There is no excuse for failing to feel liberal guilt about race and class.

There’s another one for the list. It’s the Guardian’s Theo Hobson. He’s embracing his inner sorrow and waving his credentials.

Liberal guilt is nothing to be ashamed of. It’s really just the political expression of that rather old-fashioned thing, conscience… To ‘suffer’ from liberal guilt means that you are somewhat uneasy about all sorts of awkward things that it is tempting to harden your heart against, like global injustice, global warming, racism… It means you sometimes worry that you might be prejudiced against all sorts of people.

All sorts of people. Well, not all sorts, obviously.

If this little parade of privileged anxiety fills you with derision, then you are a Tory. Rejection of liberal guilt is the very cornerstone of the Tory soul, the unofficial definition of Tory.

And hey, reducing those who disagree to a “Tory” caricature…

Well done, for turning up to banker school, or to that internship your uncle wangled

…in no way entails smugness or – God forbid – prejudice.

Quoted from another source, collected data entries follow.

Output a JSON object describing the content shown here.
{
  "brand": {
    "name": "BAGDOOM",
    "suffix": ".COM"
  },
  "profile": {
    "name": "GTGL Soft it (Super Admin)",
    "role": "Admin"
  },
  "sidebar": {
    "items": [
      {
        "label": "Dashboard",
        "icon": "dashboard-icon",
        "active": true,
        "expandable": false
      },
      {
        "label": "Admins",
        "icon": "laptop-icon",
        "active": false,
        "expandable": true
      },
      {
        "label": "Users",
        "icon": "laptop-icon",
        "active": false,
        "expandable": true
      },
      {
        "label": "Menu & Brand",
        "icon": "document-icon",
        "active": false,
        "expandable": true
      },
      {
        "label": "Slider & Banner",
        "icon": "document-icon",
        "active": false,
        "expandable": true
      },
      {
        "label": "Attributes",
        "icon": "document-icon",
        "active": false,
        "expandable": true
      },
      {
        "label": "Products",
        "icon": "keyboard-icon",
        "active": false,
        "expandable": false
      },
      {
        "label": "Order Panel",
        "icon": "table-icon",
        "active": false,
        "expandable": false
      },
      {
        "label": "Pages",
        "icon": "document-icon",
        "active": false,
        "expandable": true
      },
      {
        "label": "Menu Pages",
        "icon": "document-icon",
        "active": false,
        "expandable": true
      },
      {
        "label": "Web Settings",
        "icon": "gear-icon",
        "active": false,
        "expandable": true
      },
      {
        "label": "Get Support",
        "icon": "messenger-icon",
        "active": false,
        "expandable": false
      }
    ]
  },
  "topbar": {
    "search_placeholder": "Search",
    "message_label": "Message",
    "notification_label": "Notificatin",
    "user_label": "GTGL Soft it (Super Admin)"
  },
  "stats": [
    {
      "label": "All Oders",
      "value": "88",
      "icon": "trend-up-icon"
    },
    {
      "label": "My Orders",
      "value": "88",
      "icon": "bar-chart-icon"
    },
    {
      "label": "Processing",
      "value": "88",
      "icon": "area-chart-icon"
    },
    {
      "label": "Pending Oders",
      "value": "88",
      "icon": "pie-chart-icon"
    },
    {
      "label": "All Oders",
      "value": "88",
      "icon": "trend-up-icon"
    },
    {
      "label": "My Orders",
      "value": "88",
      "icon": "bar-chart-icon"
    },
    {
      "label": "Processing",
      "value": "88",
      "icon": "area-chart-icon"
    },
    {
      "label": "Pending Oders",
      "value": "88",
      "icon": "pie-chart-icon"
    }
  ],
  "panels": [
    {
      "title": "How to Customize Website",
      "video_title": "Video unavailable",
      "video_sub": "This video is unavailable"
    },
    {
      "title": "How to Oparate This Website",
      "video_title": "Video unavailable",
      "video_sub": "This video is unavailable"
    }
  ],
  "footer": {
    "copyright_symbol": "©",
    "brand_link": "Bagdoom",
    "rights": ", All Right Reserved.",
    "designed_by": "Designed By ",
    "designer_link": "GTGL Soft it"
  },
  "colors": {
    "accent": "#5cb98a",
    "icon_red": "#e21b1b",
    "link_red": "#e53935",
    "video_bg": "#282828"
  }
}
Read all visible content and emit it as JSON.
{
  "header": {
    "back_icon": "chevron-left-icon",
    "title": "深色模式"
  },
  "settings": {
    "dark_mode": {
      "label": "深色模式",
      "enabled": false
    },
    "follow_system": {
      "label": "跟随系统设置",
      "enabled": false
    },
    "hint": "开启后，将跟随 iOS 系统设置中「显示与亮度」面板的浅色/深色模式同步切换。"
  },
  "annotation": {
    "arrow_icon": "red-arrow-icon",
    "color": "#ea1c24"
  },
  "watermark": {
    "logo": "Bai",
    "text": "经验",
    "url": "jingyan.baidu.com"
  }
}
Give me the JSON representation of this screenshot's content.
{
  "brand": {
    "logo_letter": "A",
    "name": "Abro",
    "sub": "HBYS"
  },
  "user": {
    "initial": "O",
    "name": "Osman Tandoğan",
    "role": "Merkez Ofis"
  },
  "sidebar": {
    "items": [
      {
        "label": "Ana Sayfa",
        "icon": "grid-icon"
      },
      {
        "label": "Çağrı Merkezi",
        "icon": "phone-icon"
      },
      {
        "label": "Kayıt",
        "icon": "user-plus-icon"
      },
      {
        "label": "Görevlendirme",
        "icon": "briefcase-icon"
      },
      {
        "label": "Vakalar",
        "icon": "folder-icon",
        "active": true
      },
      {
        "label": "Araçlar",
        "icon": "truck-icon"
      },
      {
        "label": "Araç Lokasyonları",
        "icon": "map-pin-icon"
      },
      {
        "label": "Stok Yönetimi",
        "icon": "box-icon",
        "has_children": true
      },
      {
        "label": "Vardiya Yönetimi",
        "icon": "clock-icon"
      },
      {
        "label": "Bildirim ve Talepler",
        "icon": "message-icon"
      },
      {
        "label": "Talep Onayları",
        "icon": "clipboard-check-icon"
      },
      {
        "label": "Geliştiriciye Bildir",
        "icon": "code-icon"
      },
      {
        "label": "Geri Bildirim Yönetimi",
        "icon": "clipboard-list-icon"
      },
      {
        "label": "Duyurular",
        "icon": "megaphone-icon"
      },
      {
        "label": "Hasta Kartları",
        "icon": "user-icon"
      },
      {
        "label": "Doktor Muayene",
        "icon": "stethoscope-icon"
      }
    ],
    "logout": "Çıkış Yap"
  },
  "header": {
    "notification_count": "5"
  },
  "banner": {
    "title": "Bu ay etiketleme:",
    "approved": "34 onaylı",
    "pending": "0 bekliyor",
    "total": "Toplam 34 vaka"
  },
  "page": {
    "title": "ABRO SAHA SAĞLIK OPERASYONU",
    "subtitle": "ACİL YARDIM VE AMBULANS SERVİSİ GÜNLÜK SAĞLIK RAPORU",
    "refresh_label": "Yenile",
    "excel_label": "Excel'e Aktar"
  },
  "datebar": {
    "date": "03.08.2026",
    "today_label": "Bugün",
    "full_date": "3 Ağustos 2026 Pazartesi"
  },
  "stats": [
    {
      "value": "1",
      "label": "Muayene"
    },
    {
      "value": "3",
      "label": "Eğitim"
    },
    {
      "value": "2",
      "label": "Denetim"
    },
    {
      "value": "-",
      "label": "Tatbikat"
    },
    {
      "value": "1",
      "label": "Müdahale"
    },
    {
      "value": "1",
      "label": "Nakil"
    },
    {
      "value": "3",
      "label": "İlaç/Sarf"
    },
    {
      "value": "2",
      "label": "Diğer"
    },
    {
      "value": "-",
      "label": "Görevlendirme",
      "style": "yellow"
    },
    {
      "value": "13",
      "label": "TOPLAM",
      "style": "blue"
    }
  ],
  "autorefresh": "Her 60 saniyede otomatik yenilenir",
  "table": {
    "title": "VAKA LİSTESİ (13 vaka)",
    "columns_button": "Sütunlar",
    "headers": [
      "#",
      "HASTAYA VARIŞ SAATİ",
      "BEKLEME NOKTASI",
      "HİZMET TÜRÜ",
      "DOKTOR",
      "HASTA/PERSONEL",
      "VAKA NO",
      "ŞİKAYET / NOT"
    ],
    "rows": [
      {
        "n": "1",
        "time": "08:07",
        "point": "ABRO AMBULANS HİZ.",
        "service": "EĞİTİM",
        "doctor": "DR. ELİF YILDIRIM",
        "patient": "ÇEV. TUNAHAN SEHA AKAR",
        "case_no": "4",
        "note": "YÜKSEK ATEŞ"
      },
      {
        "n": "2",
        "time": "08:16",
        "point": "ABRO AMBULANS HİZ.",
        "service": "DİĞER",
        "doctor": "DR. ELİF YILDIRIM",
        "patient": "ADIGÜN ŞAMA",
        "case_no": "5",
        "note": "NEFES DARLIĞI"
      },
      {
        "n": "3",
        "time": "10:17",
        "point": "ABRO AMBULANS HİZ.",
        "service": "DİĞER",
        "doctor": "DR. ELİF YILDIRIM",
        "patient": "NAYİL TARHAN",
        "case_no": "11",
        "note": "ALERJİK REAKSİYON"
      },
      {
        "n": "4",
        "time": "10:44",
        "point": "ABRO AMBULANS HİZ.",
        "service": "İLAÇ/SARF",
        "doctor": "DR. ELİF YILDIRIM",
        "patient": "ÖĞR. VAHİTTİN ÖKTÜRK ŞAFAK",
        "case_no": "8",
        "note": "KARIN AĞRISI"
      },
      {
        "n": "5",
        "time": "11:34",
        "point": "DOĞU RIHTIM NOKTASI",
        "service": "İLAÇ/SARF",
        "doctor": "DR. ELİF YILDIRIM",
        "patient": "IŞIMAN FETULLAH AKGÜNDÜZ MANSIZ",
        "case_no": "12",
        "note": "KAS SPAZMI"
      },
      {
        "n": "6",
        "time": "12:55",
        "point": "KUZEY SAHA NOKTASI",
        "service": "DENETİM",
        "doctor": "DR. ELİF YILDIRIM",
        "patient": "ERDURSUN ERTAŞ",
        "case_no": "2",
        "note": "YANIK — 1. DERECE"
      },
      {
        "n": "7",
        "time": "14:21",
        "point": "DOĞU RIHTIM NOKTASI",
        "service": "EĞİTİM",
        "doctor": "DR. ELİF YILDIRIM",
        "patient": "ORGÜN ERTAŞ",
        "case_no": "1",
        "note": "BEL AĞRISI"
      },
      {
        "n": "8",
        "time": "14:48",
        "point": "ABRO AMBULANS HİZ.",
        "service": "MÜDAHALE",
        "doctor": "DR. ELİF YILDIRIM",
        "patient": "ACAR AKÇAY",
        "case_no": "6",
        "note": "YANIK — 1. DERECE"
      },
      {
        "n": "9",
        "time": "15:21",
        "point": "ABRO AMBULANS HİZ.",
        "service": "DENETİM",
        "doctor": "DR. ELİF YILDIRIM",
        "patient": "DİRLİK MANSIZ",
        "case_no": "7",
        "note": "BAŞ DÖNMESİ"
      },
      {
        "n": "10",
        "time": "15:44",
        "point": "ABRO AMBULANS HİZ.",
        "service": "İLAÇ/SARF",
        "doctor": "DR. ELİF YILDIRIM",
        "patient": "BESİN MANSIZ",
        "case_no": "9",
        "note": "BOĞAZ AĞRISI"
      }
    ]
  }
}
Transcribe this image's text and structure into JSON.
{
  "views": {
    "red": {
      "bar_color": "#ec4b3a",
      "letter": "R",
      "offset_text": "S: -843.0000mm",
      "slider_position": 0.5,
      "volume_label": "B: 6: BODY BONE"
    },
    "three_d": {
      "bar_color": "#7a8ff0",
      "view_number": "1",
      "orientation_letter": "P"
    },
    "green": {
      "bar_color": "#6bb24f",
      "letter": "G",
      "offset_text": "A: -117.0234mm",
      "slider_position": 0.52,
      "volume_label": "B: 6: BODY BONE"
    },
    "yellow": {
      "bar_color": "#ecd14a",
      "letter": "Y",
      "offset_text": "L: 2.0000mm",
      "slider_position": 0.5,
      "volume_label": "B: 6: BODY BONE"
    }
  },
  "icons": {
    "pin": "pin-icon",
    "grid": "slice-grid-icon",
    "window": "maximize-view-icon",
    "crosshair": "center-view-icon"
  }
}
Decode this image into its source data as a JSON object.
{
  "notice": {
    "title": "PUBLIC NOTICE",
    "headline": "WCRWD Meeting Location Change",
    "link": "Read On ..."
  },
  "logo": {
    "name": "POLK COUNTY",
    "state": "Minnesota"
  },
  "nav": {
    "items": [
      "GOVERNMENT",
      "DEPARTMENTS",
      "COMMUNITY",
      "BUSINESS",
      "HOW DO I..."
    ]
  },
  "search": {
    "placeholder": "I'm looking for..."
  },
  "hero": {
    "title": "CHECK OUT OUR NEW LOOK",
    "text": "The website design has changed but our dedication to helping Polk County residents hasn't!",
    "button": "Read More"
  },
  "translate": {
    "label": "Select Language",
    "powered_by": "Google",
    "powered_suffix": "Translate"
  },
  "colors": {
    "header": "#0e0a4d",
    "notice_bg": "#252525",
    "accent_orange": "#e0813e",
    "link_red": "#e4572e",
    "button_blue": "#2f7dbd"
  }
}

Despite Mr Hobson’s claims, rejecting “liberal guilt,” as manifest all but daily in the pages of the Guardian, doesn’t require an indifference to, or denial of, real injustice; merely a dislike of pretension and dishonesty, and a wariness of guilt being distorted into a pantomime and fetish – in which rhetorical self-harm is an assertion of superiority.

As, for instance, when Mr Hobson’s colleagues urged their readers to believe that “we” are to blame for post-earthquake suffering in Haiti and for giving aid to Yemen, and that the Cold War was “our fault.” Or when Zoe Williams claimed that “hoodie” is a “sinister” racial code word; or when earnest Fabians named Tom and Jemima lectured their inferiors on the evils of the word “chav,” being as it is “deeply offensive to a largely voiceless group.” Or when Guy Dammann looked at the stars and howled “am I fit to breed?” Or when Alex Renton told us “fewer British babies would mean a fairer planet.” Some Guardian regulars merely declared their plans to make us “better people” by making us poorer and freeing us from the “dispensable accoutrements of middle-class life,” including “cars, holidays, electronic equipment and multiple items of clothing.” While others chose to agonise over peanut butter residue.

And then there’s Decca Aitkenhead’s classic piece, Their Homophobia is Our Fault, in which she insisted that the “precarious, over-exaggerated masculinity” and murderous homophobia of some Jamaican reggae stars are products of the “sodomy of male slaves by their white owners.” And that the “vilification of Jamaican homophobia implies… a failure to accept post-colonial politics.” Thus, sympathetic readers could feel guilty not only for “vilifying” the homicidal sentiments of some Jamaican musicians, but also for the culpability of their own collective ancestors. One wonders how those gripped by this fiendish dilemma could even begin to resolve their twofold feelings of shame.

If the examples above are bewildering, it’s important to understand these are not just lapses in logic or random fits of insincerity; these outpourings are displays – of class and moral elevation. Which is why they persist, despite getting knottier and ever more absurd. Crudely summarised, it goes something like this: “I am better than you because I pretend to feel worse.” Mr Hobson’s own hand-wringing is scarcely more credible. Note how readily he blurs distinctions between compassion and guilt, thereby begging the question. And who could forget his surreal distress at the fictional superspy, James Bond?

The continuation of his cult disgusts me, embarrasses me, depresses me.

Where but the Guardian would you expect to find a character who embodies heroism, adventure and physical daring being denounced as a cause of moral corruption and emotional disarray?

A deeply malign cultural presence… a nasty, cowardly part of us that ought to have been killed off long ago… The real victims of the Bond cult are men, who are impelled by a vile peer-pressure to worship at the shrine of this lethal lothario… The fact is that James Bond’s sexual career does real harm to the male psyche… I seriously believe that Bond is a big factor in the sexual malfunction of our times; the difficulty we have finding life-long partners, and the normalisation of pornography.

Where but the Guardian would ostentatious self-emasculation count as a virtue? And where else would the following conclusion be deemed inarguable and self-evident?

We ought to have learned by now that combining sex with ironic fun is dodgy. Anyone who fails to see a connection between Playboy bunny girls and paedophilia is culpably blind.

Note the word culpably.

When people laugh at Mr Hobson – and they will – perhaps it’s because they don’t believe his stated feelings are entirely real, or rational, or his own.